The third caution is about linking data sets. Item C above suggests that linkages may provide additional value. With every linkage to a new data set, however, we also increase the complexity of the data and the likelihood of dirty data and resulting spurious patterns. In addition, although many companies seem less and less concerned about the idea, the more we link data about living people (e.g., consumers, patients, voters, etc.) the more likely we are to cause a catastrophic loss of privacy. Even if you are not a big fan of the importance of privacy on principle, it is clear that security and privacy failures have cost companies dearly both in money and reputation. Today’s data innovations for valuable and acceptable purposes maybe tomorrow’s crimes and scams. The greater the amount of linkage between data sets, the easier it is for those people with malevolent intentions to exploit it.

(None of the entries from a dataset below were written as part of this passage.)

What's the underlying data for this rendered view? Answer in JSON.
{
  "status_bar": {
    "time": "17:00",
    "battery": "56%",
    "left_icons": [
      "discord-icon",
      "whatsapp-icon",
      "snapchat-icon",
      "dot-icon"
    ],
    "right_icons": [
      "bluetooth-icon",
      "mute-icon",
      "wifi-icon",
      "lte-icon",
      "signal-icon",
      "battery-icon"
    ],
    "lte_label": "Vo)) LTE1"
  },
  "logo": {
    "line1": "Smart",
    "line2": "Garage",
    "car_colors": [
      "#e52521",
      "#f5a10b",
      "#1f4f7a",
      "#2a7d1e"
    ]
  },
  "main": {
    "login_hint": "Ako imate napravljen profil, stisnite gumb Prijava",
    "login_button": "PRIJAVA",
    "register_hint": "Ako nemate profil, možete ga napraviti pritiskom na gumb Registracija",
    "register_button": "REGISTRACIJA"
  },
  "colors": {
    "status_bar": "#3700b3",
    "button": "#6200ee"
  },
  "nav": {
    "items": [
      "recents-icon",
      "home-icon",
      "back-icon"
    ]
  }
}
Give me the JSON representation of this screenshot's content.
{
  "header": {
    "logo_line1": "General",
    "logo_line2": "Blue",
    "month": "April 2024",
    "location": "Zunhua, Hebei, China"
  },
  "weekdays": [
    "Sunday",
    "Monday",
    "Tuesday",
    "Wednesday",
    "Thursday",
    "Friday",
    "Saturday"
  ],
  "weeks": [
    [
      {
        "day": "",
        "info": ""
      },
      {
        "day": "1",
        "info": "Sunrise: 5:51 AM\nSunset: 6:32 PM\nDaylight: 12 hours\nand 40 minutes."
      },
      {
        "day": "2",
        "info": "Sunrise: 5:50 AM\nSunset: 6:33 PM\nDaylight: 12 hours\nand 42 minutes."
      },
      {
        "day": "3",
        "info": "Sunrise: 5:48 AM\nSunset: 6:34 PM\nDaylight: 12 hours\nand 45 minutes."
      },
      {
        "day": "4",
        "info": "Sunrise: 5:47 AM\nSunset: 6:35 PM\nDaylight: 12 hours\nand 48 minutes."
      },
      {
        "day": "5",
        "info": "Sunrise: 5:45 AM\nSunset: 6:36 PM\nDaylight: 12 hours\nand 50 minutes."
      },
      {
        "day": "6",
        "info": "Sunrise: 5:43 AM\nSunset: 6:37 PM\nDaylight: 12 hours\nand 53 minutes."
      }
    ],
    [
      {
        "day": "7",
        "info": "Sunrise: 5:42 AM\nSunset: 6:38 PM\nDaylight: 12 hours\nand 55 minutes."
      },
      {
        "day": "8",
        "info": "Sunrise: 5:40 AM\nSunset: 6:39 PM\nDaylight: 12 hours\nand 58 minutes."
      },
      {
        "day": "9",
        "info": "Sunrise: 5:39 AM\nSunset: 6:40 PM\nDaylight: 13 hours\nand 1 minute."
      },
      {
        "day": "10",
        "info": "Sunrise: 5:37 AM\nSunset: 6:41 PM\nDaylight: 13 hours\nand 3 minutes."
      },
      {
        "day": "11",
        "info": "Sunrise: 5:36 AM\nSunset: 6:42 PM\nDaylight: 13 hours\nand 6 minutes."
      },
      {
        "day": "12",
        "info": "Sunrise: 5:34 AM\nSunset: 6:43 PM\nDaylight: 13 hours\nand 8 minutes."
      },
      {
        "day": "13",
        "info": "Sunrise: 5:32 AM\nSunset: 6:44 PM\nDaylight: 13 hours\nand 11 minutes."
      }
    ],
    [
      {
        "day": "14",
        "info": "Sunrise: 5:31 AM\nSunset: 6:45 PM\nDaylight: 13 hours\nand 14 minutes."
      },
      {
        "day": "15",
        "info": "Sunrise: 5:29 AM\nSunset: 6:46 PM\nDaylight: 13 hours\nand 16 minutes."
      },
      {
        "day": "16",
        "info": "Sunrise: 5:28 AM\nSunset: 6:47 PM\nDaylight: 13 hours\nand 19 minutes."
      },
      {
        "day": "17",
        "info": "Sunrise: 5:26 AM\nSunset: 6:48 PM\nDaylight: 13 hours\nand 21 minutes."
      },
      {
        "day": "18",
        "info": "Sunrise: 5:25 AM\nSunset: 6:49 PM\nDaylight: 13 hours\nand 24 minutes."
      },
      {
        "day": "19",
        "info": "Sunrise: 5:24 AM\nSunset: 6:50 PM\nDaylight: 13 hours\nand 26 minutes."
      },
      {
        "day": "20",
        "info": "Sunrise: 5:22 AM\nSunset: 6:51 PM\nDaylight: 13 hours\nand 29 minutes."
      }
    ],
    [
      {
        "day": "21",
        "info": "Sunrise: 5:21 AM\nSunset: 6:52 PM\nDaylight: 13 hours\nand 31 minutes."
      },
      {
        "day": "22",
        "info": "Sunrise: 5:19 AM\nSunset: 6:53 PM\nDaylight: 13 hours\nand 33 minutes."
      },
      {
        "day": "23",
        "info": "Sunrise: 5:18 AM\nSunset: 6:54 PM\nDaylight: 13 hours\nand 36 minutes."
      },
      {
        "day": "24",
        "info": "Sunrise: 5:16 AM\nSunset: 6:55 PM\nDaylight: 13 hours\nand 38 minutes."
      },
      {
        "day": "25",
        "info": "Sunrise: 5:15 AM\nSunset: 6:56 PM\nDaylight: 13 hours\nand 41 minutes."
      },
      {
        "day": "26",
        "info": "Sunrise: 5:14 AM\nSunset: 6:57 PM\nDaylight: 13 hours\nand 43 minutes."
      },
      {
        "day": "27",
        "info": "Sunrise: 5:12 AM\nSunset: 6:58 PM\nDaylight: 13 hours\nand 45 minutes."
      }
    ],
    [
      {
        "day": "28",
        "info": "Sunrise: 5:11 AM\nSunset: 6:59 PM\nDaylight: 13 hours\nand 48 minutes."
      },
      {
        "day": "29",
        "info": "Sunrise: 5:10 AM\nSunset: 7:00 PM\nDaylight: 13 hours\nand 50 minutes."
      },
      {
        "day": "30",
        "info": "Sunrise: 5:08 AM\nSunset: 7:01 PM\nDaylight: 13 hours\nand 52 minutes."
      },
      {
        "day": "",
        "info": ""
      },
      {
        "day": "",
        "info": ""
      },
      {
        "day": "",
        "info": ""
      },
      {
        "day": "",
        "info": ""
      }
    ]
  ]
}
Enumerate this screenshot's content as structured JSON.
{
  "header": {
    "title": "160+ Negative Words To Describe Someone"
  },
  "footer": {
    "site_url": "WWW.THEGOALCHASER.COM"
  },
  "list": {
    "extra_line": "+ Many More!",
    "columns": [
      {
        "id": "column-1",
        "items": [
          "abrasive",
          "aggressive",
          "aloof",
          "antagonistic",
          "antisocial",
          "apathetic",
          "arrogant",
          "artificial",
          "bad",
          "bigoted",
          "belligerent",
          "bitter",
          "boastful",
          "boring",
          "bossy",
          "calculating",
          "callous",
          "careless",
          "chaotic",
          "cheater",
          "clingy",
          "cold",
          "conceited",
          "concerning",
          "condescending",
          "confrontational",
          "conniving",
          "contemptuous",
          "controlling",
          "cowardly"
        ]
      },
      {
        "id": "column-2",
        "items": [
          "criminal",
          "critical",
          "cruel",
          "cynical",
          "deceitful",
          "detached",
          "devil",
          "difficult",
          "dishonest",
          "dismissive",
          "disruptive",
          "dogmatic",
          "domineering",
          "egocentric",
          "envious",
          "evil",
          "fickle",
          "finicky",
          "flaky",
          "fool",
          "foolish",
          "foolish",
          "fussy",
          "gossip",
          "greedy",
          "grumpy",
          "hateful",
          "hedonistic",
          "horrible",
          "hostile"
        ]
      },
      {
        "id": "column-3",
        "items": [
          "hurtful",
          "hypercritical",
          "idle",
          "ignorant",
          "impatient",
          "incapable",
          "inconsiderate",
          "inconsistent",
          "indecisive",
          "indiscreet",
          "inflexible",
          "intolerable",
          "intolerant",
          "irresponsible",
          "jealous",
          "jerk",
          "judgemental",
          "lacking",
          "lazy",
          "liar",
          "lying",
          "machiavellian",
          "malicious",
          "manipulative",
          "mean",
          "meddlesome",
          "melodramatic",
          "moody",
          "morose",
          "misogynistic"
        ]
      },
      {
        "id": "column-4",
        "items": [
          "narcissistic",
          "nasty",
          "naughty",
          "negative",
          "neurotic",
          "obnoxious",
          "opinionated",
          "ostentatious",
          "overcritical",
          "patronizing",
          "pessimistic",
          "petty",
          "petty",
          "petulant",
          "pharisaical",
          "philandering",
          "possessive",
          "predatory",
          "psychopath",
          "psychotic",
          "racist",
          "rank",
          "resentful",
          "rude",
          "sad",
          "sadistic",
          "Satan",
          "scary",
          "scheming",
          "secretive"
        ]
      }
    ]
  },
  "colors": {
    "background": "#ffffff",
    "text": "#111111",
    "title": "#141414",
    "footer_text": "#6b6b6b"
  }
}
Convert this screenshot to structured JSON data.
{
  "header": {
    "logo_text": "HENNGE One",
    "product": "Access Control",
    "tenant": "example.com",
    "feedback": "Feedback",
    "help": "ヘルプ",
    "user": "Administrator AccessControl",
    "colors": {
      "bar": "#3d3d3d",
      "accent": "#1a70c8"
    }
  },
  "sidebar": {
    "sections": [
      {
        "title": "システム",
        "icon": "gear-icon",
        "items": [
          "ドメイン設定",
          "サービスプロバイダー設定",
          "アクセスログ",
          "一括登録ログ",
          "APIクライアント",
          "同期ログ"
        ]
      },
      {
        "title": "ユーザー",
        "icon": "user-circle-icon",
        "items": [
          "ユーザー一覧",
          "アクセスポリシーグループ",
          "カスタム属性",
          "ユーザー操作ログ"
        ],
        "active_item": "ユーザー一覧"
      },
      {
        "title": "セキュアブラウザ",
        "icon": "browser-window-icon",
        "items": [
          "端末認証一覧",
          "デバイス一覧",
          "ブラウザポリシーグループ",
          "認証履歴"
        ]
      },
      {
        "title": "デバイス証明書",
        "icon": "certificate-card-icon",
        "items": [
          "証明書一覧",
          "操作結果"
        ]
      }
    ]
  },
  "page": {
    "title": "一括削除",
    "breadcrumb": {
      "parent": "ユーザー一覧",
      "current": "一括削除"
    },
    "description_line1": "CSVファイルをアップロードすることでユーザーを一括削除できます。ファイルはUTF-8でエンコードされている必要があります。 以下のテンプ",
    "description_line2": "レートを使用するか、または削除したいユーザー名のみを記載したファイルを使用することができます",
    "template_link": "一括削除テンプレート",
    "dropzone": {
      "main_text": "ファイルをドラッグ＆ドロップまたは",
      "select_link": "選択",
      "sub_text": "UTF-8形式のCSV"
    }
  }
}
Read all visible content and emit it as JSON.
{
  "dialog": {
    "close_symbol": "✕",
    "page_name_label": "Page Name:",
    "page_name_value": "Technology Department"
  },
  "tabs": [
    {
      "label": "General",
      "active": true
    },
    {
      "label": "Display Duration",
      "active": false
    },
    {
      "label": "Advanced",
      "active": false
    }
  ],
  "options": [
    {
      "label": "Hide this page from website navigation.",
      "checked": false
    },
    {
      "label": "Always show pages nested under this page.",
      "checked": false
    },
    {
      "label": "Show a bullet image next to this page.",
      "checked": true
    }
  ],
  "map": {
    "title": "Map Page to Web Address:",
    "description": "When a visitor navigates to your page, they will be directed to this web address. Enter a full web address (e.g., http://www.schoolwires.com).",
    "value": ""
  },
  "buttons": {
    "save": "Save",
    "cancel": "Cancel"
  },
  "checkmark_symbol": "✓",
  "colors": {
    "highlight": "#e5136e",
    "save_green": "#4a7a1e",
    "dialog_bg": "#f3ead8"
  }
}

Putting this altogether, we can take a sensible position that high quality data, in abundance, together with tools used by intelligent analysts in a secure environment, may provide worthwhile benefits in the commercial sector, in education, in government, and in other areas. The focus of our efforts as data scientists, however, should not be on achieving the largest possible data sets, but rather on getting the right data and the right amount of data for the purpose we intend. There is no special virtue in having a lot of data if those data are unsuitable to the conclusions that we want to draw. Likewise, simply getting data more quickly does not guarantee that what we get will be highly relevant to our problems. Finally, although it is said that variety is the spice of life, complexity is often a danger to reliability and trustworthiness: the more complex the linkages among our data the more likely it is that problems may crop up in making use of those data or keeping them safe.